By the year 2035, the U.S. will have 35 mega-cities connected by major freeways on which tractor-trailers operate in a self-driving autopilot mode, according to the vision offered by Navistar International President and CEO Troy Clarke at the 2016 FTR Conference on Sept. 15.
In such a scenario, truck drivers would manually drive their vehicles to the freeways, then engage an on-highway autonomous system that frees the driver from operating the vehicle on the highway, Clarke says. The truck driver would then reengage to operate the vehicle when the truck nears its destination. “We would have fewer, but well-trained drivers that are paid a lot more,” he said. “You’d have a system that’s very analogous to an airline pilot.”
Clarke spoke in a one-on-one with FTR CEO Eric Starks in a 30-minute talk held at the 2016 FTR Conference on Thursday. In addition to the long-term view of the industry, Clarke talked more near-term trucking technologies, Navistar’s new partnership with Volkswagen and truck maker’s roles in boosting the industry’s asset utilization.
“Trucks are used a little more than half of the available hours they can be used,” Clarke said of carriers’ asset utilization. If the industry could achieve 100 percent asset utilization, carriers would need half the number of trucks and half the number of drivers they do now. Highways would also need less maintenance, he said.

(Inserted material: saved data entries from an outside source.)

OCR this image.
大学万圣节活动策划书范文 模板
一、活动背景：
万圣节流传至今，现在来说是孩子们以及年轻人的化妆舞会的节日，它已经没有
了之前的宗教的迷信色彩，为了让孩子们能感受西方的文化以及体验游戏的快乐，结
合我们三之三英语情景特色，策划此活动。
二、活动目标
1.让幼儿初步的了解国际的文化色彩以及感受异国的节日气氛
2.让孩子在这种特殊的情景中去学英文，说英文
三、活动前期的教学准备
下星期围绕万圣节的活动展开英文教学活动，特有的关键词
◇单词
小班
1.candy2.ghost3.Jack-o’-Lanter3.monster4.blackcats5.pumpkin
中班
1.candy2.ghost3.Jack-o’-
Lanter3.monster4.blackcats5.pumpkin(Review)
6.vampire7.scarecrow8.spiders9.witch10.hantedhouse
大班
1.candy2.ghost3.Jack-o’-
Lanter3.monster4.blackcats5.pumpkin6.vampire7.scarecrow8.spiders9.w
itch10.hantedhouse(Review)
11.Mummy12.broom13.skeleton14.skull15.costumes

“If we can solve the technical puzzle and utilize [equipment] at a higher rate, it solves emissions, it solves the driver shortage,” Clarke said.
Trucking is on the precipice of a major technology revolution, Clarke said. “Telematics systems will allow carriers to know where their trucks are, what they’re doing and how they’re performing,” he said. “And software [can] turn trucks into transport systems that integrate with the highway system.”
Clarke said Navistar’s recently announced partnership with Volkswagen, in which VW purchased a nearly 20-percent stake in Navistar, gives the truck and engine maker access to emerging technology that it otherwise wouldn’t have had.
“We like access to technology and we like access to scale,” he said. “It may not solve every problem we have, but it creates opportunities that at this time last year didn’t exist. And we want to take advantage of those opportunities.”